TIFERNO INSIEME: “Abbiamo votato contro il Prg e le osservazioni dicono che avevamo ragione”

“Come noto- scrivono Morini e Vincenti di Tiferno Insieme-  il nostro gruppo politico ha votato contro l’adozione de PRG nella sua parte operativa in quanto, a nostro parere, ha tradito gran parte dei principi e degli intendimenti del Documento Programmatico. Secondo questo documento il nuovo PRG doveva caratterizzarsi per una rinnovata attenzione ambientale e paesaggistica; un “prg a cemento 0”, nel quale il recupero, la riqualificazione e la rigenerazione del costruito (con un sistema di premialità) dovevano essere il punto focale. Pensiamo per esempio ai quartieri anni 60-70 come San Pio X meno appetibili al mercato edilizio, l’“abbattimento dei corpi fuori contesto” e la rigenerazione del centro storico o  la riqualificazione della zona industriale che permane in un limbo gestionale senza un forte indirizzo di demolizione e/o recupero dell’esistente.

Viceversa il “nuovo PRG” pare semplicemente sommarsi al “vecchio PRG Cusmano”: i valori di consumo del territorio sono realmente e potenzialmente più ampi di prima e viene a mancare una visione coerente e organica per una crescita ordinata del territorio.

Non a caso se si sfruttasse l’intera SUC disponibile nel Piano Operativo n. 1 dovremmo considerare un impensabile aumento della popolazione fra i 3300 e 4000 abitanti a fronte della reale stagnazione demografica che sta interessando la nostra città.

Di conseguenza in alcune frazioni, nella “zona apecchiese” e “pescidoro” potremmo  rischiare una “bolla edilizia” sulla base dell’assenza di una forte richiesta del mercato per quantità e per tipologia del  costruito, una “logica dei palazzi” inversa alle stesse tendenze di acquisto.
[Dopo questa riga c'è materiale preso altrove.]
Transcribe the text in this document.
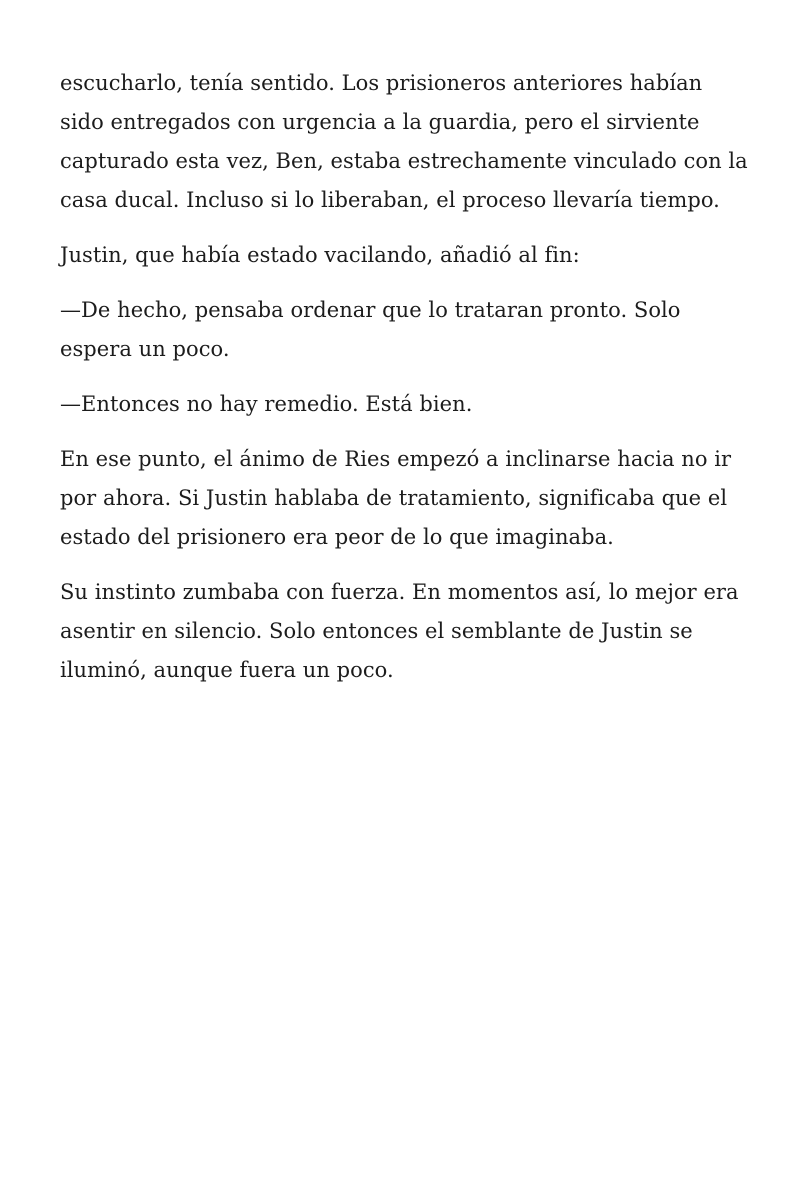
escucharlo, tenía sentido. Los prisioneros anteriores habían sido entregados con urgencia a la guardia, pero el sirviente capturado esta vez, Ben, estaba estrechamente vinculado con la casa ducal. Incluso si lo liberaban, el proceso llevaría tiempo.

Justin, que había estado vacilando, añadió al fin:

—De hecho, pensaba ordenar que lo trataran pronto. Solo espera un poco.

—Entonces no hay remedio. Está bien.

En ese punto, el ánimo de Ries empezó a inclinarse hacia no ir por ahora. Si Justin hablaba de tratamiento, significaba que el estado del prisionero era peor de lo que imaginaba.

Su instinto zumbaba con fuerza. En momentos así, lo mejor era asentir en silencio. Solo entonces el semblante de Justin se iluminó, aunque fuera un poco.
Anche le nuove zone commerciali-direzionali previste in zona “apecchiese”,  “pescidoro” e “Casella-Santa Lucia” sono potenzialmente dannose per un centro storico ormai asfissiato. Infine l’ampliamento degli insediamenti industriali si pone in controtendenza rispetto alla richiesta che viene dal territorio.
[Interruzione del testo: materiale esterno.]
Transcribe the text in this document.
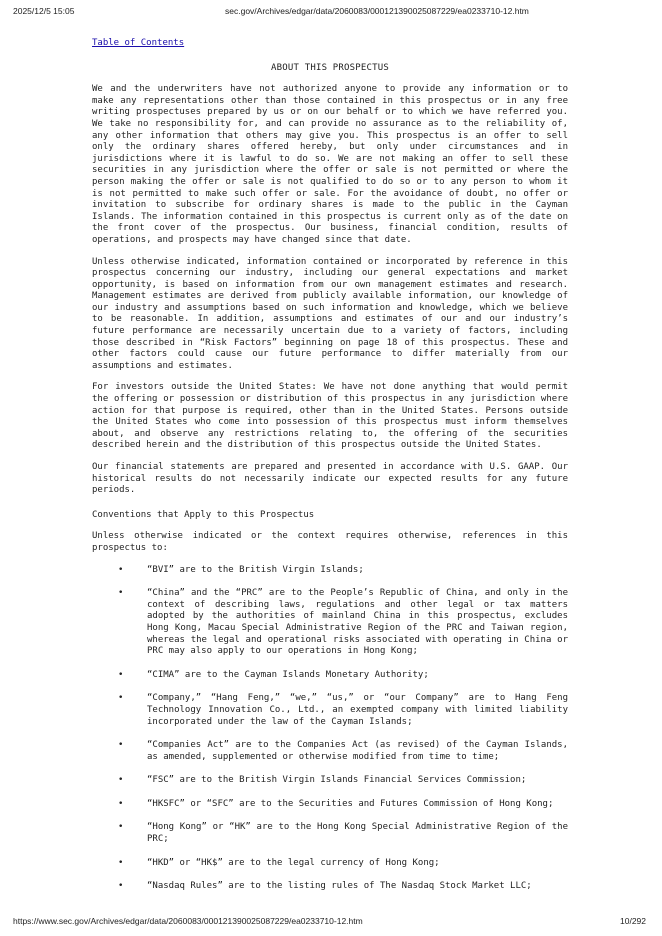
2025/12/5 15:05	sec.gov/Archives/edgar/data/2060083/000121390025087229/ea0233710-12.htm
Table of Contents
ABOUT THIS PROSPECTUS

We and the underwriters have not authorized anyone to provide any information or to make any representations other than those contained in this prospectus or in any free writing prospectuses prepared by us or on our behalf or to which we have referred you. We take no responsibility for, and can provide no assurance as to the reliability of, any other information that others may give you. This prospectus is an offer to sell only the ordinary shares offered hereby, but only under circumstances and in jurisdictions where it is lawful to do so. We are not making an offer to sell these securities in any jurisdiction where the offer or sale is not permitted or where the person making the offer or sale is not qualified to do so or to any person to whom it is not permitted to make such offer or sale. For the avoidance of doubt, no offer or invitation to subscribe for ordinary shares is made to the public in the Cayman Islands. The information contained in this prospectus is current only as of the date on the front cover of the prospectus. Our business, financial condition, results of operations, and prospects may have changed since that date.

Unless otherwise indicated, information contained or incorporated by reference in this prospectus concerning our industry, including our general expectations and market opportunity, is based on information from our own management estimates and research. Management estimates are derived from publicly available information, our knowledge of our industry and assumptions based on such information and knowledge, which we believe to be reasonable. In addition, assumptions and estimates of our and our industry’s future performance are necessarily uncertain due to a variety of factors, including those described in “Risk Factors” beginning on page 18 of this prospectus. These and other factors could cause our future performance to differ materially from our assumptions and estimates.

For investors outside the United States: We have not done anything that would permit the offering or possession or distribution of this prospectus in any jurisdiction where action for that purpose is required, other than in the United States. Persons outside the United States who come into possession of this prospectus must inform themselves about, and observe any restrictions relating to, the offering of the securities described herein and the distribution of this prospectus outside the United States.

Our financial statements are prepared and presented in accordance with U.S. GAAP. Our historical results do not necessarily indicate our expected results for any future periods.

Conventions that Apply to this Prospectus

Unless otherwise indicated or the context requires otherwise, references in this prospectus to:

•	“BVI” are to the British Virgin Islands;
•	“China” and the “PRC” are to the People’s Republic of China, and only in the context of describing laws, regulations and other legal or tax matters adopted by the authorities of mainland China in this prospectus, excludes Hong Kong, Macau Special Administrative Region of the PRC and Taiwan region, whereas the legal and operational risks associated with operating in China or PRC may also apply to our operations in Hong Kong;
•	“CIMA” are to the Cayman Islands Monetary Authority;
•	“Company,” “Hang Feng,” “we,” “us,” or “our Company” are to Hang Feng Technology Innovation Co., Ltd., an exempted company with limited liability incorporated under the law of the Cayman Islands;
•	“Companies Act” are to the Companies Act (as revised) of the Cayman Islands, as amended, supplemented or otherwise modified from time to time;
•	“FSC” are to the British Virgin Islands Financial Services Commission;
•	“HKSFC” or “SFC” are to the Securities and Futures Commission of Hong Kong;
•	“Hong Kong” or “HK” are to the Hong Kong Special Administrative Region of the PRC;
•	“HKD” or “HK$” are to the legal currency of Hong Kong;
•	“Nasdaq Rules” are to the listing rules of The Nasdaq Stock Market LLC;
https://www.sec.gov/Archives/edgar/data/2060083/000121390025087229/ea0233710-12.htm	10/292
Ciò considerato- concludono Morini e Vincenti-  pensiamo sia compito di una efficace “opposizione” non limitarsi alla protesta ma passare alla proposta. In questa prospettiva si inquadrano le 44 osservazioni al PRG-parte operativa che abbiamo già presentato e depositato nonostante una “cornice” che non condividiamo. Si tratta di una serie di proposte tese a migliorare e correggere il progetto di governance del territorio della maggioranza, un leale contributo alla crescita della città. Le tematiche affrontate sono le più disparate e riguardano il centro storico, le periferie, le frazioni, la zona industriale, la mobilità, l’ambiente e non mancheremo di comunicarle nel corso dei mesi di lavoro che affronteremo in Commissione”.